Another condominium client was involved in a dispute with the sponsor of an adjoining development over the use of shared common areas. After attempts to mediate the dispute short of litigation were unsuccessful, my firm was hired to start litigation.

We first analyzed the case and explained that while there were solid grounds for bringing and eventually prevailing in a lawsuit, it might not result a speedy resolution to the situation and would likely involve a costly trial since there did not appear to be any written agreements about the shared arrangements.

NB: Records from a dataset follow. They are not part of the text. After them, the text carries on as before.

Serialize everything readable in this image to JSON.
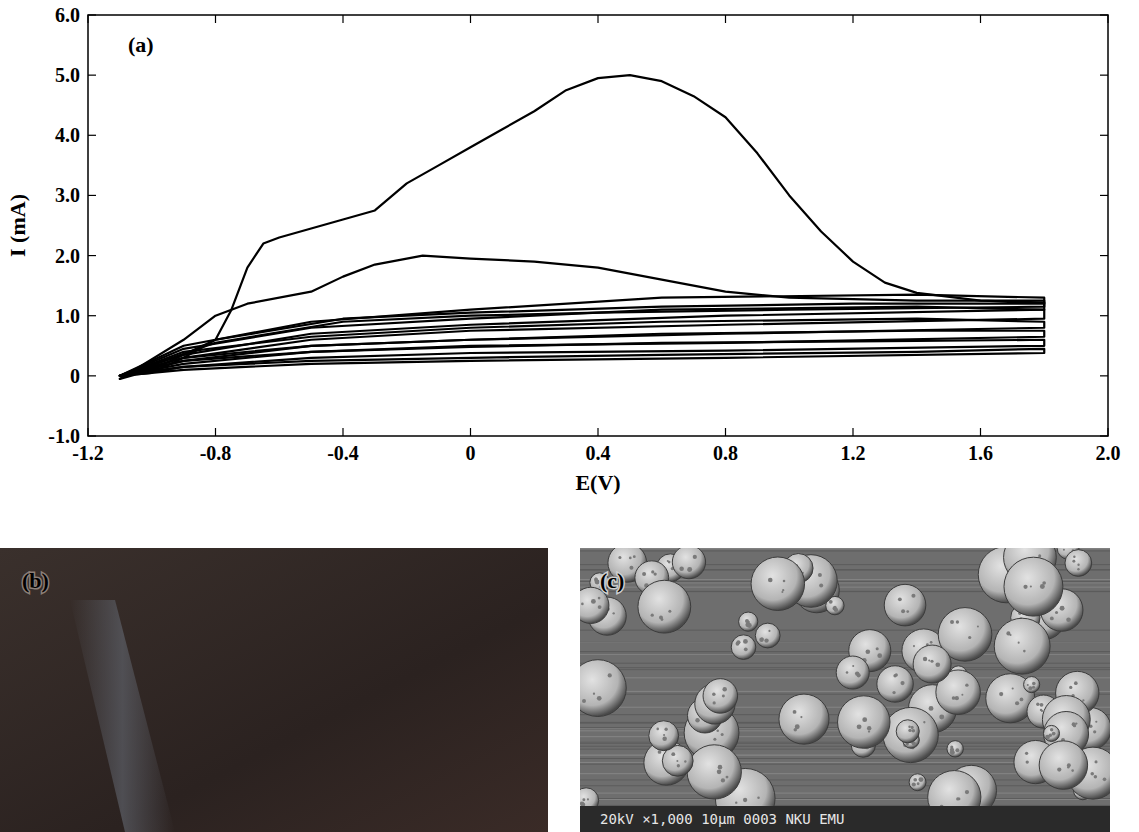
{
  "chart_data": {
    "type": "line",
    "panel_label": "(a)",
    "x_label": "E(V)",
    "y_label": "I (mA)",
    "color": "#000000",
    "xlim": [
      -1.2,
      2.0
    ],
    "ylim": [
      -1.0,
      6.0
    ],
    "xticks": [
      -1.2,
      -0.8,
      -0.4,
      0,
      0.4,
      0.8,
      1.2,
      1.6,
      {
        "value": 2,
        "label": "2.0"
      }
    ],
    "yticks": [
      {
        "value": -1,
        "label": "-1.0"
      },
      0,
      {
        "value": 1,
        "label": "1.0"
      },
      {
        "value": 2,
        "label": "2.0"
      },
      {
        "value": 3,
        "label": "3.0"
      },
      {
        "value": 4,
        "label": "4.0"
      },
      {
        "value": 5,
        "label": "5.0"
      },
      {
        "value": 6,
        "label": "6.0"
      }
    ],
    "series": [
      {
        "x": [
          -1.1,
          -1.0,
          -0.9,
          -0.8,
          -0.75,
          -0.7,
          -0.65,
          -0.6,
          -0.5,
          -0.4,
          -0.3,
          -0.2,
          -0.1,
          0,
          0.1,
          0.2,
          0.3,
          0.4,
          0.5,
          0.6,
          0.7,
          0.8,
          0.9,
          1.0,
          1.1,
          1.2,
          1.3,
          1.4,
          1.6,
          1.8,
          1.8,
          1.2,
          0.6,
          0,
          -0.4,
          -0.8,
          -1.0,
          -1.1
        ],
        "values": [
          0,
          0.05,
          0.3,
          0.6,
          1.1,
          1.8,
          2.2,
          2.3,
          2.45,
          2.6,
          2.75,
          3.2,
          3.5,
          3.8,
          4.1,
          4.4,
          4.75,
          4.95,
          5.0,
          4.9,
          4.65,
          4.3,
          3.7,
          3.0,
          2.4,
          1.9,
          1.55,
          1.38,
          1.25,
          1.22,
          1.2,
          1.2,
          1.15,
          1.05,
          0.95,
          0.6,
          0.1,
          -0.05
        ]
      },
      {
        "x": [
          -1.1,
          -0.9,
          -0.8,
          -0.7,
          -0.5,
          -0.4,
          -0.3,
          -0.15,
          0,
          0.2,
          0.4,
          0.6,
          0.8,
          1.0,
          1.4,
          1.8,
          1.8,
          1.0,
          0.4,
          0,
          -0.4,
          -0.8,
          -1.1
        ],
        "values": [
          -0.05,
          0.6,
          1.0,
          1.2,
          1.4,
          1.65,
          1.85,
          2.0,
          1.95,
          1.9,
          1.8,
          1.6,
          1.4,
          1.3,
          1.25,
          1.25,
          1.15,
          1.1,
          1.05,
          1.0,
          0.9,
          0.55,
          0
        ]
      },
      {
        "x": [
          -1.1,
          -0.9,
          -0.5,
          0,
          0.6,
          1.4,
          1.8,
          1.8,
          0.8,
          0,
          -0.5,
          -0.9,
          -1.1
        ],
        "values": [
          0,
          0.5,
          0.9,
          1.1,
          1.3,
          1.35,
          1.3,
          1.1,
          1.0,
          0.85,
          0.7,
          0.35,
          0
        ]
      },
      {
        "x": [
          -1.1,
          -0.9,
          -0.5,
          0,
          0.6,
          1.4,
          1.8,
          1.8,
          0.8,
          0,
          -0.5,
          -0.9,
          -1.1
        ],
        "values": [
          0,
          0.45,
          0.8,
          0.95,
          1.1,
          1.15,
          1.1,
          0.95,
          0.85,
          0.75,
          0.6,
          0.3,
          0
        ]
      },
      {
        "x": [
          -1.1,
          -0.9,
          -0.5,
          0,
          0.6,
          1.4,
          1.8,
          1.8,
          0.8,
          0,
          -0.5,
          -0.9,
          -1.1
        ],
        "values": [
          0,
          0.4,
          0.65,
          0.8,
          0.9,
          0.95,
          0.9,
          0.8,
          0.7,
          0.6,
          0.5,
          0.25,
          0
        ]
      },
      {
        "x": [
          -1.1,
          -0.9,
          -0.5,
          0,
          0.6,
          1.4,
          1.8,
          1.8,
          0.8,
          0,
          -0.5,
          -0.9,
          -1.1
        ],
        "values": [
          0,
          0.3,
          0.5,
          0.6,
          0.7,
          0.75,
          0.75,
          0.65,
          0.55,
          0.5,
          0.4,
          0.2,
          0
        ]
      },
      {
        "x": [
          -1.1,
          -0.9,
          -0.5,
          0,
          0.6,
          1.4,
          1.8,
          1.8,
          0.8,
          0,
          -0.5,
          -0.9,
          -1.1
        ],
        "values": [
          0,
          0.25,
          0.4,
          0.48,
          0.55,
          0.58,
          0.6,
          0.5,
          0.42,
          0.38,
          0.3,
          0.15,
          0
        ]
      },
      {
        "x": [
          -1.1,
          -0.9,
          -0.5,
          0,
          0.6,
          1.4,
          1.8,
          1.8,
          0.8,
          0,
          -0.5,
          -0.9,
          -1.1
        ],
        "values": [
          0,
          0.15,
          0.25,
          0.3,
          0.35,
          0.4,
          0.45,
          0.38,
          0.3,
          0.25,
          0.2,
          0.1,
          0
        ]
      }
    ]
  },
  "images": {
    "b": {
      "label": "(b)"
    },
    "c": {
      "label": "(c)",
      "caption": "20kV  ×1,000  10μm  0003 NKU EMU"
    }
  }
}
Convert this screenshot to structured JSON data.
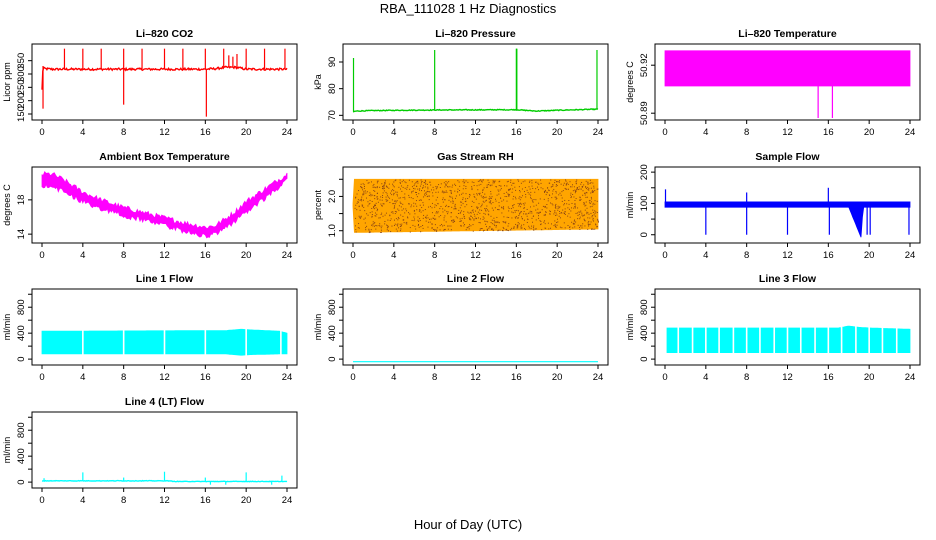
{
  "figure": {
    "title": "RBA_111028  1 Hz Diagnostics",
    "xlabel": "Hour of Day (UTC)"
  },
  "chart_data": [
    {
      "id": "li820-co2",
      "type": "line",
      "title": "Li–820 CO2",
      "ylabel": "Licor ppm",
      "color": "#ff0000",
      "xlim": [
        0,
        24
      ],
      "ylim": [
        135,
        405
      ],
      "xticks": [
        0,
        4,
        8,
        12,
        16,
        20,
        24
      ],
      "yticks": [
        150,
        200,
        250,
        300,
        350
      ],
      "style": "noisy",
      "x": [
        0,
        0.1,
        0.2,
        1,
        4,
        8,
        12,
        16,
        17,
        18,
        19,
        20,
        22,
        24
      ],
      "y": [
        240,
        330,
        320,
        318,
        318,
        318,
        318,
        318,
        320,
        325,
        325,
        318,
        318,
        318
      ],
      "noise": 8,
      "spikes": [
        {
          "x": 0.1,
          "to": 170
        },
        {
          "x": 2.2,
          "to": 395
        },
        {
          "x": 4,
          "to": 395
        },
        {
          "x": 5.8,
          "to": 395
        },
        {
          "x": 8,
          "to": 395
        },
        {
          "x": 8,
          "to": 185
        },
        {
          "x": 9.8,
          "to": 395
        },
        {
          "x": 12,
          "to": 395
        },
        {
          "x": 13.8,
          "to": 395
        },
        {
          "x": 16,
          "to": 395
        },
        {
          "x": 16.1,
          "to": 140
        },
        {
          "x": 17.8,
          "to": 395
        },
        {
          "x": 18.3,
          "to": 370
        },
        {
          "x": 18.7,
          "to": 365
        },
        {
          "x": 19.1,
          "to": 375
        },
        {
          "x": 20,
          "to": 395
        },
        {
          "x": 21.8,
          "to": 395
        },
        {
          "x": 23.8,
          "to": 395
        }
      ]
    },
    {
      "id": "li820-pressure",
      "type": "line",
      "title": "Li–820 Pressure",
      "ylabel": "kPa",
      "color": "#00cc00",
      "xlim": [
        0,
        24
      ],
      "ylim": [
        69,
        96
      ],
      "xticks": [
        0,
        4,
        8,
        12,
        16,
        20,
        24
      ],
      "yticks": [
        70,
        80,
        90
      ],
      "style": "noisy",
      "x": [
        0,
        0.3,
        2,
        8,
        16,
        18,
        20,
        24
      ],
      "y": [
        71.3,
        71.6,
        71.8,
        72.0,
        72.1,
        71.6,
        71.9,
        72.3
      ],
      "noise": 0.3,
      "spikes": [
        {
          "x": 0.05,
          "to": 91.5
        },
        {
          "x": 8,
          "to": 94.5
        },
        {
          "x": 16,
          "to": 95
        },
        {
          "x": 16.05,
          "to": 95
        },
        {
          "x": 23.9,
          "to": 94.5
        }
      ]
    },
    {
      "id": "li820-temperature",
      "type": "line",
      "title": "Li–820 Temperature",
      "ylabel": "degrees C",
      "color": "#ff00ff",
      "xlim": [
        0,
        24
      ],
      "ylim": [
        50.887,
        50.932
      ],
      "xticks": [
        0,
        4,
        8,
        12,
        16,
        20,
        24
      ],
      "yticks": [
        50.89,
        50.92
      ],
      "ytick_labels": [
        "50.89",
        "50.92"
      ],
      "style": "band",
      "x": [
        0,
        24
      ],
      "band_low": [
        50.907,
        50.907
      ],
      "band_high": [
        50.929,
        50.929
      ],
      "spikes": [
        {
          "x": 15,
          "to": 50.887
        },
        {
          "x": 16.4,
          "to": 50.887
        }
      ]
    },
    {
      "id": "ambient-box-temperature",
      "type": "line",
      "title": "Ambient Box Temperature",
      "ylabel": "degrees C",
      "color": "#ff00ff",
      "xlim": [
        0,
        24
      ],
      "ylim": [
        13.2,
        21.6
      ],
      "xticks": [
        0,
        4,
        8,
        12,
        16,
        20,
        24
      ],
      "yticks": [
        14,
        18
      ],
      "style": "band",
      "x": [
        0,
        1,
        2,
        4,
        6,
        8,
        10,
        12,
        14,
        16,
        17,
        18,
        19,
        20,
        22,
        24
      ],
      "band_low": [
        19.5,
        19.6,
        19.0,
        17.8,
        16.9,
        16.2,
        15.6,
        15.0,
        14.3,
        13.8,
        14.0,
        14.8,
        15.6,
        16.6,
        18.3,
        20.2
      ],
      "band_high": [
        21.0,
        21.0,
        20.4,
        18.9,
        17.9,
        17.1,
        16.5,
        15.9,
        15.3,
        14.8,
        15.0,
        15.8,
        16.7,
        17.8,
        19.4,
        21.0
      ],
      "spikes": []
    },
    {
      "id": "gas-stream-rh",
      "type": "line",
      "title": "Gas Stream RH",
      "ylabel": "percent",
      "color": "#ffa500",
      "color2": "#8b4513",
      "xlim": [
        0,
        24
      ],
      "ylim": [
        0.7,
        2.8
      ],
      "xticks": [
        0,
        4,
        8,
        12,
        16,
        20,
        24
      ],
      "yticks": [
        1.0,
        1.5,
        2.0,
        2.5
      ],
      "ytick_labels": [
        "1.0",
        "",
        "2.0",
        ""
      ],
      "style": "band",
      "x": [
        0,
        0.1,
        24
      ],
      "band_low": [
        1.7,
        0.95,
        1.05
      ],
      "band_high": [
        1.8,
        2.5,
        2.5
      ],
      "spikes": []
    },
    {
      "id": "sample-flow",
      "type": "line",
      "title": "Sample Flow",
      "ylabel": "ml/min",
      "color": "#0000ff",
      "xlim": [
        0,
        24
      ],
      "ylim": [
        -20,
        210
      ],
      "xticks": [
        0,
        4,
        8,
        12,
        16,
        20,
        24
      ],
      "yticks": [
        0,
        50,
        100,
        150,
        200
      ],
      "ytick_labels": [
        "0",
        "",
        "100",
        "",
        "200"
      ],
      "style": "band",
      "x": [
        0,
        17.8,
        18,
        19.2,
        19.4,
        24
      ],
      "band_low": [
        88,
        88,
        88,
        -8,
        88,
        88
      ],
      "band_high": [
        105,
        105,
        105,
        105,
        105,
        105
      ],
      "spikes": [
        {
          "x": 0.05,
          "to": 145
        },
        {
          "x": 4,
          "to": 0
        },
        {
          "x": 8,
          "to": 0
        },
        {
          "x": 8,
          "to": 135
        },
        {
          "x": 12,
          "to": 0
        },
        {
          "x": 16,
          "to": 150
        },
        {
          "x": 16.1,
          "to": 0
        },
        {
          "x": 19.8,
          "to": 0
        },
        {
          "x": 20.1,
          "to": 0
        },
        {
          "x": 23.9,
          "to": 0
        }
      ]
    },
    {
      "id": "line-1-flow",
      "type": "line",
      "title": "Line 1 Flow",
      "ylabel": "ml/min",
      "color": "#00ffff",
      "xlim": [
        0,
        24
      ],
      "ylim": [
        -60,
        1050
      ],
      "xticks": [
        0,
        4,
        8,
        12,
        16,
        20,
        24
      ],
      "yticks": [
        0,
        200,
        400,
        600,
        800,
        1000
      ],
      "ytick_labels": [
        "0",
        "",
        "400",
        "",
        "800",
        ""
      ],
      "style": "band",
      "x": [
        0,
        18,
        19.5,
        20.5,
        23.3,
        24
      ],
      "band_low": [
        80,
        80,
        60,
        70,
        80,
        80
      ],
      "band_high": [
        430,
        440,
        460,
        450,
        430,
        400
      ],
      "gaps": [
        4,
        8,
        12,
        16,
        20,
        23.4
      ],
      "spikes": []
    },
    {
      "id": "line-2-flow",
      "type": "line",
      "title": "Line 2 Flow",
      "ylabel": "ml/min",
      "color": "#00ffff",
      "xlim": [
        0,
        24
      ],
      "ylim": [
        -60,
        1050
      ],
      "xticks": [
        0,
        4,
        8,
        12,
        16,
        20,
        24
      ],
      "yticks": [
        0,
        200,
        400,
        600,
        800,
        1000
      ],
      "ytick_labels": [
        "0",
        "",
        "400",
        "",
        "800",
        ""
      ],
      "style": "flat",
      "x": [
        0,
        24
      ],
      "y": [
        -40,
        -40
      ],
      "spikes": []
    },
    {
      "id": "line-3-flow",
      "type": "line",
      "title": "Line 3 Flow",
      "ylabel": "ml/min",
      "color": "#00ffff",
      "xlim": [
        0,
        24
      ],
      "ylim": [
        -60,
        1050
      ],
      "xticks": [
        0,
        4,
        8,
        12,
        16,
        20,
        24
      ],
      "yticks": [
        0,
        200,
        400,
        600,
        800,
        1000
      ],
      "ytick_labels": [
        "0",
        "",
        "400",
        "",
        "800",
        ""
      ],
      "style": "band",
      "x": [
        0.2,
        17,
        18,
        19,
        20,
        24
      ],
      "band_low": [
        100,
        100,
        100,
        100,
        100,
        100
      ],
      "band_high": [
        480,
        480,
        510,
        490,
        480,
        460
      ],
      "gaps": [
        1.3,
        2.7,
        4,
        5.3,
        6.7,
        8,
        9.3,
        10.7,
        12,
        13.3,
        14.7,
        16,
        17.3,
        18.7,
        20,
        21.3,
        22.7
      ],
      "spikes": []
    },
    {
      "id": "line-4-lt-flow",
      "type": "line",
      "title": "Line 4 (LT) Flow",
      "ylabel": "ml/min",
      "color": "#00ffff",
      "xlim": [
        0,
        24
      ],
      "ylim": [
        -60,
        1050
      ],
      "xticks": [
        0,
        4,
        8,
        12,
        16,
        20,
        24
      ],
      "yticks": [
        0,
        200,
        400,
        600,
        800,
        1000
      ],
      "ytick_labels": [
        "0",
        "",
        "400",
        "",
        "800",
        ""
      ],
      "style": "noisy",
      "x": [
        0,
        12.3,
        13,
        24
      ],
      "y": [
        20,
        20,
        10,
        10
      ],
      "noise": 8,
      "spikes": [
        {
          "x": 0.2,
          "to": 60
        },
        {
          "x": 4,
          "to": 150
        },
        {
          "x": 8,
          "to": 70
        },
        {
          "x": 12,
          "to": 160
        },
        {
          "x": 16,
          "to": 70
        },
        {
          "x": 16.5,
          "to": -40
        },
        {
          "x": 18,
          "to": -40
        },
        {
          "x": 20,
          "to": 150
        },
        {
          "x": 22.5,
          "to": -40
        },
        {
          "x": 23.5,
          "to": 100
        }
      ]
    }
  ]
}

I went over the potential cost of litigation and suggested that our client first attempt to open up direct communications with the sponsor to see if an acceptable resolution could be arrived at. I learned that attempts had been made but that the sponsor had rudely cut them off. Because of the acrimonious manner in which the sponsor had rebuffed the managing agent, our client declined my suggestion and requested that the litigation promptly proceed. They were beyond the point of negotiations and felt a judge was needed. The lawsuit has since proceeded to the preliminary pretrial discovery stages with the trial not expected until next year. The co-op is now concerned about the costs of discovery and a potential trial and would like to see if some compromise is possible.

 

COMMENT The first approach was more prudent. The property manager was able to convince the board of the benefits of direct communication and compromise despite the urging of some on the board to get tough and litigate. My years of experience with these types of disputes and litigation made it easy for me to see that this approach made sense even if some questioned this advice. However, the decision to adopt this conciliatory approach is not an easy one to make for boards whose rights have been breached and that have grown frustrated with a sponsor’s seeming disdain or disregard for the board. While such frustration and anger may be justified, a board has a duty to be realistic and pragmatic when faced with the decision of whether to litigate.

From the Desk of JJL:

I defended a lawsuit brought by a cooperative shareholder challenging a cooperative’s fine for the shareholder’s subtenant leaving garbage and debris scattered in the hallways. The shareholder argued that the debris did not belong to his apartment and questioned how the cooperative could know whose debris it was. I then reached into my files and offered into evidence the key to the case – a portion of the subtenant’s garbage that included a soiled piece of the subtenant’s junk mail.